Um
Natal diferente
Só quem está fora da mãe-pátria pode avaliar, por si,
o quão custoso é passar esta época festiva fora dos seus familiares e amigos;
que o digam os nossos emigrantes, que o digam todos aqueles que nas mais
diversas circunstâncias, algum dia, tiveram de comemorar o nascimento do
Deus-Menino fora do seu torrão natal.
Retomando palavras do jornalista: “Para o milhão de
combatentes que, ao longo de treze anos de guerra colonial, foi deslocado para
África, o Natal constitui uma das páginas mais angustiantes das suas comissões,
um trauma com data previamente marcada, um momento simbólico com raízes
profundas na sua origem, na sua educação, na sua cultura, traduzindo o
sacrifício físico e psicológico, a tristeza do afastamento familiar e a dor da
guerra, em alegria do dever cumprido, por amor à Pátria, na ânsia do triunfo,
com dádiva de suor e sangue” [1].
Também connosco não foi excepção.
Tentando colmatar, de alguma forma, a reunião à volta
de cada uma das nossas famílias na Metrópole nesta noite santa de Dezembro de
1972, também nós, a família da ÔNZIMA, nos unimos para a comemorar. O rancho
foi melhorado com a carne de uma pacaça que o capitão e os alferes Nunes e
Coelho tinham abatido para a ocasião; as grades de cerveja foram duplicadas;
embora dificilmente, também lá se arranjou o bacalhau para a consoada; o whisky
foi distribuído pelo pessoal; o vago-mestre teve que passar diplomas
suplementares a tantos outros cozinheiros de ocasião que queriam demonstrar os
seus dotes na cozinha, confeccionando e disputando especialidades, neste ou
naquele bolo, que ornamentariam a longa mesa da messe desse dia; enfeites
vários e velas de ocasião, davam o ambiente próprio àquela noite onde,
disfarçadamente, ainda escorria, neste e naquele rosto, alguma lágrima de
saudade que, teimosamente, fazia lembrar cada um dos seus. Era noite de
consoada.
No fim do repasto e já bem regados, era a ocasião para
a apresentação da Parada de Estrelas
improvisada mesmo ali à mão. Foi o furriel Lopes, um alfacinha de gema, que deu
o mote, com dois ou três fados corridos que logo tiveram o coro acompanhante de
quantos ainda recordavam a letra.
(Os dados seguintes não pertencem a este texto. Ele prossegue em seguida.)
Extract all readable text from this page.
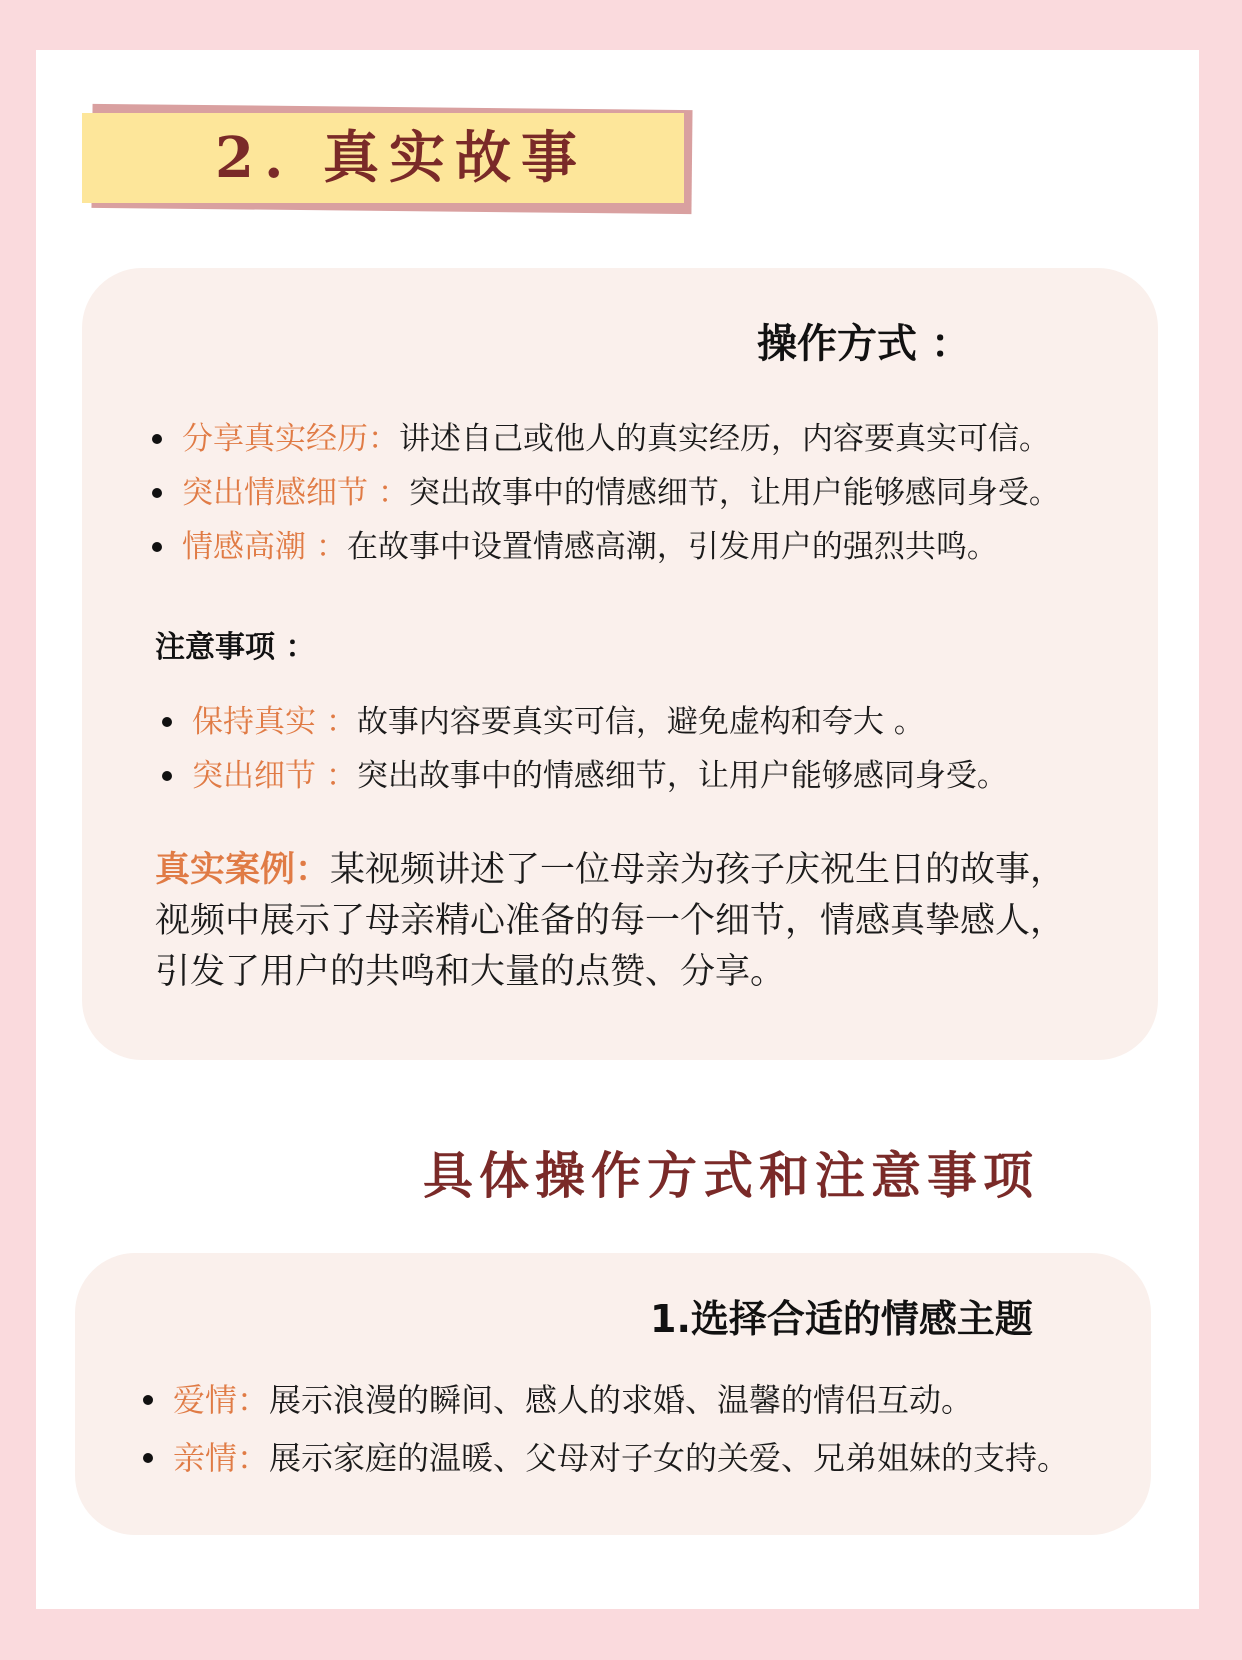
2. 真实故事
操作方式 ：
分享真实经历：讲述自己或他人的真实经历，内容要真实可信。
突出情感细节 ：突出故事中的情感细节，让用户能够感同身受。
情感高潮 ：在故事中设置情感高潮，引发用户的强烈共鸣。
注意事项 ：
保持真实 ：故事内容要真实可信，避免虚构和夸大 。
突出细节 ：突出故事中的情感细节，让用户能够感同身受。

真实案例：某视频讲述了一位母亲为孩子庆祝生日的故事，视频中展示了母亲精心准备的每一个细节，情感真挚感人，引发了用户的共鸣和大量的点赞、分享。

具体操作方式和注意事项
1.选择合适的情感主题
爱情：展示浪漫的瞬间、感人的求婚、温馨的情侣互动。
亲情：展示家庭的温暖、父母对子女的关爱、兄弟姐妹的支持。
De imediato, o furriel Cunha (de saudosa
memória) perito em letras e canções de intervenção (nesta altura a PIDE parecia
andar arredado do mato) ripostaria com a declamação do Pedro Soldado, de Manuel Alegre e Adriano Correia de Oliveira:
Já lá vai
Pedro Soldado
Num barco da
nossa armada
E leva o nome
gravado
Num saco
cheio de nada
Triste vai
Pedro Soldado
Ainda as palavras trovejavam no ar quando outro
soldado madeirense entrava na competição, cantarolando, Paco Bandeira, no Lá longe onde o sol castiga mais…
Quem nunca
viu
Quem nunca
andou a combater
Não dá valor
nem faz ideia o que é sofrer
Ter de matar
Para não
morrer
Saber sofrer
sem chorar
Saber chorar
a sorrir
Lá longe
(…)
Para não ficar atrás, o alferes Coelho, lá foi
trauteando um fado coimbrão, a Samaritana, provocando um disfarçar de olhos
vidrados aqui e ali. A noite não ficou completa se os meus camacheiros,
liderados pelo Emanuel e pelo “Caganeira”, vestidos a rigor com umas toalhas de
ocasião e com as damas improvisadas, não rematassem com o Bailinho da Madeira, pondo toda a malta a dançar e a fazer mais
depressa a digestão. Na parte que me toca, lá me fui revezando na viola e no
acordeão, ajudado por um sexteto rítmico, no matraquear dos talheres nos copos.
Já a noite ia alta, ainda nos ecoavam nos ouvidos as últimas estrofes do nosso Malhão. Era hora do descanso do
guerreiro e, nessa noite, até o corneteiro teve de fazer horas extraordinárias.